Dimension Developing Proficient Exemplary
Usefulness A script that re-implements a one-liner A module you'd reach for to triage real Windows telemetry Fills a real gap; handles a hunt workflow end to end
Typed boundaries Emits strings; trusts input Advanced functions with [OutputType] + validation; objects out; PSScriptAnalyzer clean Invalid input unrepresentable; LLM output validated like telemetry
Concurrency Sequential loop, or a runspace race ForEach-Object -Parallel with a throttle + backoff Handles rate limits, retries, and partial failure without shared-state races
Tests & eval None, or happy-path only Pester v5 + a detection eval scorecard with a CI regression gate Coverage gate + a held-out corpus; the gate blocks a planted regression
Safety Invoke-Expression; plaintext creds No iex/string-built commands; secrets via SecretManagement; JEA least-privilege endpoint Red-teamed against a real PowerShell technique; residual-risk note
Ownership of AI code Pasted AI output unread Write-up names what AI generated vs. what you changed and why Demonstrates a caught bug/risk in generated code you fixed and explained

AI & automation

This is a track where "AI authors → you review → you own it" becomes a daily habit — and gets sharp teeth, because PowerShell is where copilots are most stuck in the past.

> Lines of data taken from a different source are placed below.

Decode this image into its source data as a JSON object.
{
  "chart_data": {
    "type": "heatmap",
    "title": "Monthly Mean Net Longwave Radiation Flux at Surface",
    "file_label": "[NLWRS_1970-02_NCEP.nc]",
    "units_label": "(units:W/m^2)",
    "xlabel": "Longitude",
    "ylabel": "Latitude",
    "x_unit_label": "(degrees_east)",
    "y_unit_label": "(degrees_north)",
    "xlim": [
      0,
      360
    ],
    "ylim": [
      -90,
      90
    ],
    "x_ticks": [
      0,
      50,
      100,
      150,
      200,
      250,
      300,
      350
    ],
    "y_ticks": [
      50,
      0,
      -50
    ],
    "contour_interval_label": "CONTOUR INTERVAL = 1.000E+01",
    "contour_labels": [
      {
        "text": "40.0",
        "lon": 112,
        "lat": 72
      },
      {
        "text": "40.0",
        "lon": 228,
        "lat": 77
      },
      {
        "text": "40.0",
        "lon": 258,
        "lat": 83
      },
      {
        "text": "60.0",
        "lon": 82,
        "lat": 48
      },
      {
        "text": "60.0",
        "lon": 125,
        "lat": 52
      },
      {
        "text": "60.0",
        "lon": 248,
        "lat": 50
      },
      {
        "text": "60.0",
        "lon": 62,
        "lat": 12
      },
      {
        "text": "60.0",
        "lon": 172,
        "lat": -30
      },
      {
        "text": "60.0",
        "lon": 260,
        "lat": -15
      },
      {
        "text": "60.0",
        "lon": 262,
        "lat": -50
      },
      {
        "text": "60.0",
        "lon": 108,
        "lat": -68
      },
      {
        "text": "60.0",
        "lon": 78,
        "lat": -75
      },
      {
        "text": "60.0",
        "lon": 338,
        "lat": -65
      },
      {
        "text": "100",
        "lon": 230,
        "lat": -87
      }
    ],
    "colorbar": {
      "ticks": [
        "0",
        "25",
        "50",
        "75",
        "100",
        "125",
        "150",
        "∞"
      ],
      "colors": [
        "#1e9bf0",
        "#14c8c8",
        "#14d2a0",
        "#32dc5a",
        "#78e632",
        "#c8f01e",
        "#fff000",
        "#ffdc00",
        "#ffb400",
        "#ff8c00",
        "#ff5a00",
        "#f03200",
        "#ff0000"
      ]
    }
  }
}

The workflow is spec-driven development: you write the spec for each Vigil increment, the copilot implements it, and you review the implementation against the spec. Each module targets a copilot failure-class: strings instead of objects, unvalidated telemetry, runspace races, Invoke-Expression injection, plaintext secrets, over-privileged remoting, trusting unvalidated LLM output, unpinned/unsigned dependencies. The competency isn't typing the one-liner the copilot already writes; it's specifying it precisely, directing it, and catching it where its Windows-PowerShell-5.1 defaults reliably fail.

Spec-driven development is taught as a provider-agnostic pattern (spec → implement → verify against the spec → eval). The concrete instance is openspec; GitHub's spec-kit is a mainstream alternative — use either, the discipline is the point.